Stop Throwing Good Money After Bad and File for Bankruptcy to Stop the Bleeding

Posted on: 30 May 2014


Bankruptcy is a legal tool that helps you get your finances back into shape and stops your collectors from hounding you. It needs to be reserved as a final solution to be completely effective in the way you need it to be. But once you pull the trigger and file, it wipes away your eligible debts and helps you keep your money where it belongs: in your pocket. Once you are through with your filing, you are debt-free and no longer have to pay your creditors.

Make Attempts at Debt Resolution First

Before you go through with filing, you should try to settle your outstanding debt. The reason being is that not all debts are going to be wiped away in bankruptcy. Restructuring your outstanding loans or obligations can free up cash, and make life a little easier. Sometimes this may not be possible because you're not making enough money, or your creditors aren't willing to negotiate.

The Different Types of Debt in Bankruptcy

There are different classifications of debt classifications that determine how they are treated during a filing. They are:

  • Priority. Is the first to receive payment in any form of bankruptcy.
  • Non-priority. Receives payment after all priority debts are paid.
  • Secured. Has an asset securing the loan, such as a home or a car.
  • Unsecured. Has no asset to secure the debt, and includes credit cards. personal loans and lines of credit.
  • Dischargeable. The debt can be eliminated once the bankruptcy reaches discharge date.
  • Nondischargeable. Are considered to be nondischargeable due to decisions made by Congress in regards to their eligibility.

The most common types of nondischargeable debts include student loans, certain types of income tax, child support or alimony and court fines. Any debt that falls outside of the nondischargeable classification are eligible for elimination.

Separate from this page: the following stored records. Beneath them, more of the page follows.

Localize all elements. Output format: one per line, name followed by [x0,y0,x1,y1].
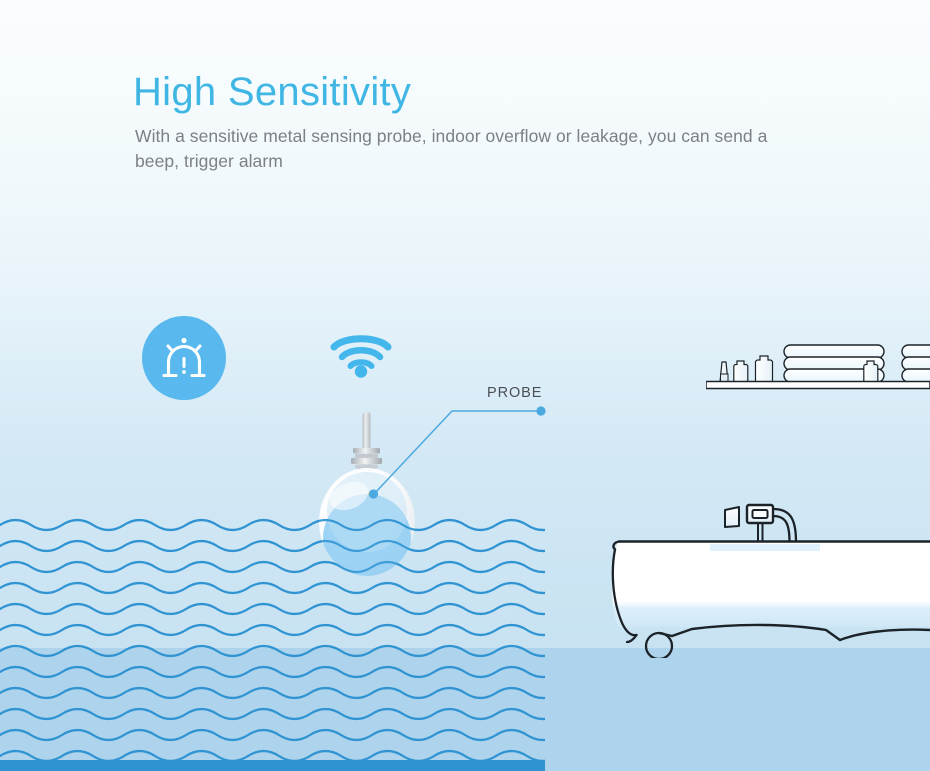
page-title: High Sensitivity [133,70,412,114]
alarm-siren-icon [162,337,206,378]
probe-label: PROBE [487,385,543,401]
page-subtitle: With a sensitive metal sensing probe, in… [135,126,768,172]
alarm-siren-badge [142,316,226,400]
probe-callout-line [360,396,555,506]
promo-banner: High Sensitivity With a sensitive metal … [0,0,930,771]
bath-faucet [724,503,798,544]
wifi-icon [330,332,392,378]
water-wave-pattern [0,515,545,760]
bottom-accent-bar [0,760,545,771]
bathroom-shelf [706,320,930,392]
clawfoot-bathtub [600,478,930,658]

Preparing for Filing Bankruptcy

The major reason why you should work on settling your debt beforehand has to do with the complicated process that is bankruptcy. Prior to filing, you have to take a credit counseling class, fill out the means test, and then complete the petition. All of this takes time to accomplish, and it's best to retain a lawyer such as Levi A Brooks for help. Submitting the petition has to be done at the federal district court that covers a Larimer county bankruptcy. Filing in the wrong court district will see your petition rejected and you'll have to start over again.

The Immediate Benefit of Filing

Once your petition is submitted, your creditors are barred from contacting you. You are also barred from making any payments towards your debt for the time being.

This means that the creditors no longer call your phone day and night, nor can they contact you through any other medium. Doing so violates the automatic stay that creditors are put under when you file. Peace returns to your home temporarily, and for good if you receive discharge.

The court does not want you to put money towards creditors when your bankruptcy is active. Making a payment can be seen as a preferential treatment of a creditor. The trustee can do what is known as a claw back. This gets the money back from the creditor and put back into your bankruptcy estate until the trustee decides what to do with it.

Instead of paying your creditors, all of your income stays with you until the bankruptcy moves forward in a Chapter 13, or a Chapter 7 is closed.

How Bankruptcy Eliminates Eligible Debts

At the beginning of a bankruptcy, the temporary stay is put in place. This is a temporary injunction issued by the court against your creditors. If you are granted a discharge, the injunction becomes permanent. It legal binds your creditors from ever contacting you again. In fact, if a creditor violates the stay, you can take them to court and win damages.

These benefits of bankruptcy help you regain control of your life without the distractions that come with being in debt. You can live free from the stress of owing creditors and hold onto your money instead of trying to keep up.